Bien sûr, dans les débris de l'avion, on aurait trouvé le plan fixe réglé exagérément " à piquer " et on aurait conclu à un déroulement intempestif du trim pour une raison indéterminée.

Peut-être aurait-on arrêté de vol les C135F, le temps de vérifier les circuits électriques concernés ?

Les convoyages des C135F neufs des USA vers la France.

Les 12 appareils nous furent livrés à Boeing Field entre février et septembre 1964.

Ces convoyages avaient lieu de la façon suivante :

- l'équipage n était responsable du vol,

- l'équipage n+1 participait au vol comme observateur.

Nous rejoignons Seattle plusieurs jours avant le départ. À l'aéroport de Tacoma, nous sommes accueillis par l'officier de liaison de l'Armée de l'air, qui nous emmène à notre hôtel et nous remet les clés de la voiture que Boeing met à notre disposition durant notre séjour. Pour compléter les pleins, nous devions nous rendre à une pompe réservée aux seuls véhicules de la compagnie, installée à l'extérieur de l'enceinte de l'usine, isolée et sans gardien ! Après le remplissage du réservoir, on inscrivait simplement le n° d'immatriculation du véhicule sur une planchette. É tonnement compréhensible des Français face à une telle marque de confiance.

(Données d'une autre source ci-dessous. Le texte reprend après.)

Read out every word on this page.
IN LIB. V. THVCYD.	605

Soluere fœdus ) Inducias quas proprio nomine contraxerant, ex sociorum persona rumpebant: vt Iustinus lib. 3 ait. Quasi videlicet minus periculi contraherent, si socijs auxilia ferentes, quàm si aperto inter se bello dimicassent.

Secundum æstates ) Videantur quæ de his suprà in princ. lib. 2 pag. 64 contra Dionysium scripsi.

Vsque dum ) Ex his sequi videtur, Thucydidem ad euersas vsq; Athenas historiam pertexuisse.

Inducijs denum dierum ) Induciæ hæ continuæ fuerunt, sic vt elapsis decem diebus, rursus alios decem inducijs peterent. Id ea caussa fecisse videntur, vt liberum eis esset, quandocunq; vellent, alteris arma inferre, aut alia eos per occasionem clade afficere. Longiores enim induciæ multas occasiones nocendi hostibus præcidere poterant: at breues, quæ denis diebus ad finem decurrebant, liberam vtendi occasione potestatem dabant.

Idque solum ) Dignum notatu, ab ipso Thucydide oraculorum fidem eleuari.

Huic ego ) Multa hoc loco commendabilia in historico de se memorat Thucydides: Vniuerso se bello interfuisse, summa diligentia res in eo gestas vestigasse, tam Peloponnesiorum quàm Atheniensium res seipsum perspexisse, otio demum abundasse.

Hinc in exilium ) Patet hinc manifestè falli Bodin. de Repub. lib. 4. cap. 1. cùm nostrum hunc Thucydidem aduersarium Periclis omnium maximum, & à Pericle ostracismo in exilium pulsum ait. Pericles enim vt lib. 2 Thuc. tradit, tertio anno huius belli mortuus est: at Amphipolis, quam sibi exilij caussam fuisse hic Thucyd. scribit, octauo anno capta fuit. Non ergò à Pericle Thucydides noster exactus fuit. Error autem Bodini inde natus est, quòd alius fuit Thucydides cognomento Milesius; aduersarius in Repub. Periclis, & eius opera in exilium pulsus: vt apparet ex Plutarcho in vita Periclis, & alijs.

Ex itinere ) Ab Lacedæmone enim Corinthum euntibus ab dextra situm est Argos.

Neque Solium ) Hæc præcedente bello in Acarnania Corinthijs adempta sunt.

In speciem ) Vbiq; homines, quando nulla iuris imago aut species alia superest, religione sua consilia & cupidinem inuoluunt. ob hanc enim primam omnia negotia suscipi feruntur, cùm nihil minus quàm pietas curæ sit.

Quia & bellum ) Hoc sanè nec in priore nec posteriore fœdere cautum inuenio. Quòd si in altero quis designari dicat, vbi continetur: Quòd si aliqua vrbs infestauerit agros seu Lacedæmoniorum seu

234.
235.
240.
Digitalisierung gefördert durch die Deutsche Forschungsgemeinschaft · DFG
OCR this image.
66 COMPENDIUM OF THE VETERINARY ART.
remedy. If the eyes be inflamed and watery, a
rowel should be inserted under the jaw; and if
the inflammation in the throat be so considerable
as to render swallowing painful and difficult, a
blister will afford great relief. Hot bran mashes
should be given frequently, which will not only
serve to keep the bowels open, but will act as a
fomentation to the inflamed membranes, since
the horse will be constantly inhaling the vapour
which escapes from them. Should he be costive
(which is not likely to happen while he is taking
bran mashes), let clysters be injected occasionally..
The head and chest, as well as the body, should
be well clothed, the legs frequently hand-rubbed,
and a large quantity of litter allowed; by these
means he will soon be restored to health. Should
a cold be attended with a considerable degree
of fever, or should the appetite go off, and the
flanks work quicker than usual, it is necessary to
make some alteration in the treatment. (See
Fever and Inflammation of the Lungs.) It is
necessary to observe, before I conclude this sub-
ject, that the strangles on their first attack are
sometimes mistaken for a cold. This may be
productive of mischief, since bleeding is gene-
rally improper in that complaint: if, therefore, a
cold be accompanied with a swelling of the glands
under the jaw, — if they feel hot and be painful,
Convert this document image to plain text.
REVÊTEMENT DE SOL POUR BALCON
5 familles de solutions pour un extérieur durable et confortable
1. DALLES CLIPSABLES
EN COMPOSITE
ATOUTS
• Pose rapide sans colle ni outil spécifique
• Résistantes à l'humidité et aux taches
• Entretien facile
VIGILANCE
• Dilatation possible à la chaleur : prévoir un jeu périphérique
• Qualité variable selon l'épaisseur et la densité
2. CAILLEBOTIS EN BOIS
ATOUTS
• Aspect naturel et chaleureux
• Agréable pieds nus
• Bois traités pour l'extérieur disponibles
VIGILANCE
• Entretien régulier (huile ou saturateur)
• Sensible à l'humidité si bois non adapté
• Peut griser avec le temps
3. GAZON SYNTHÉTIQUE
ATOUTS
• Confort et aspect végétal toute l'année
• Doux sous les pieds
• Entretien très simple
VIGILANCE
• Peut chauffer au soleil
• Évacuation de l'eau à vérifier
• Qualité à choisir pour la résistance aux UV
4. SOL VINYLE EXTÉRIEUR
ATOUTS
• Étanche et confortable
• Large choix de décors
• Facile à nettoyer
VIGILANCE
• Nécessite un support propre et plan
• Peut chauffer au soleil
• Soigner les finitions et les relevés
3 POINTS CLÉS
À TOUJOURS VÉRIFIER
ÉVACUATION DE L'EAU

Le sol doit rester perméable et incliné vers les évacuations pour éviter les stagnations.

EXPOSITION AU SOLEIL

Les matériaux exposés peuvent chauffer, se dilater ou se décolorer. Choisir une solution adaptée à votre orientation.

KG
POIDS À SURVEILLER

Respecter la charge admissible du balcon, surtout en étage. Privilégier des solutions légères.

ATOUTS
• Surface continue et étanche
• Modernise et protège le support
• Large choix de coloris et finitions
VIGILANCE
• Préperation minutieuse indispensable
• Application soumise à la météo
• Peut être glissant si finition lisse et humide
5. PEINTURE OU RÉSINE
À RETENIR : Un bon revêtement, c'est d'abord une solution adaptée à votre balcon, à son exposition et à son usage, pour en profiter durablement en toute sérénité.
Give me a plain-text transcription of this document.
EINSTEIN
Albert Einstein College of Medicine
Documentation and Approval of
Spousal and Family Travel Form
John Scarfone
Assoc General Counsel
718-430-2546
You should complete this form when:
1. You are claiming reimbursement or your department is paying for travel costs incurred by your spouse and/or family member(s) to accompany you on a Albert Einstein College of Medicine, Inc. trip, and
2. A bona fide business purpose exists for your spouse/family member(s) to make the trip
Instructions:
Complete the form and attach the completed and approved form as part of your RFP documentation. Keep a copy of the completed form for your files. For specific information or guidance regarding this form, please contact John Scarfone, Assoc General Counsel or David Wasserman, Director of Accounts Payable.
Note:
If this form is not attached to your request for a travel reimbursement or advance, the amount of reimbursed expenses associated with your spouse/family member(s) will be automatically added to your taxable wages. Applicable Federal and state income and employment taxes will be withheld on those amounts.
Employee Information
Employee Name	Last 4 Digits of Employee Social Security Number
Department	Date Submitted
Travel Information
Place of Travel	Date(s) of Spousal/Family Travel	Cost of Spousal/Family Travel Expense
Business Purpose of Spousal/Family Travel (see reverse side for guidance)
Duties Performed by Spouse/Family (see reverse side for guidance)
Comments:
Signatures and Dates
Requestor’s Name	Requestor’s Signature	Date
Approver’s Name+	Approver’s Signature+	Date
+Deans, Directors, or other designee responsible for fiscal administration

On nous fait visiter l'usine voisine de Renton où sont assemblés tous les avions Boeing. Partout, des gyrophares en fonctionnement. À ma question «  Pourquoi ? » on me répond «  Parce qu'il y a des étrangers en visite ».

 

Boeing Field. Il est tout neuf, il nous attend (DR)

Le vol retour comporte une escale à Larson AFB, la piste de Boeing-Field ne permettant pas de décoller avec un plein de carburant permettant la traversée.

Pour cette courte étape, un pilote du SAC nous accompagne (ultime contrôle ?)

Je me souviens qu'à l'atterrissage, je ne disposais que de la moitié gauche de la piste, la partie droite étant en travaux. Ce n'était vraiment pas très large mais l'entrainement suivi nous avait préparés à toutes sortes d'éventualités.

Larson se trouve à proximité de Moses Lake, dans l'est de l'état de Washington. Nous y passons une journée et sommes accostés par de nombreuses épouses françaises de militaires américains ainsi que par leurs enfants. Il faut dire que, du fait de la présence de bases US en France pendant plusieurs années, leurs occupants avaient largement eu le temps de nous " piquer des filles " .

Le décollage avait lieu le soir, l'essentiel du trajet étant effectué de nuit (navigation astro oblige). Nous rejoignions l'ouest de l'Irlande au lever du jour et nous posions à Istres en début de matinée. Pour la première fois, nous étions seuls à bord.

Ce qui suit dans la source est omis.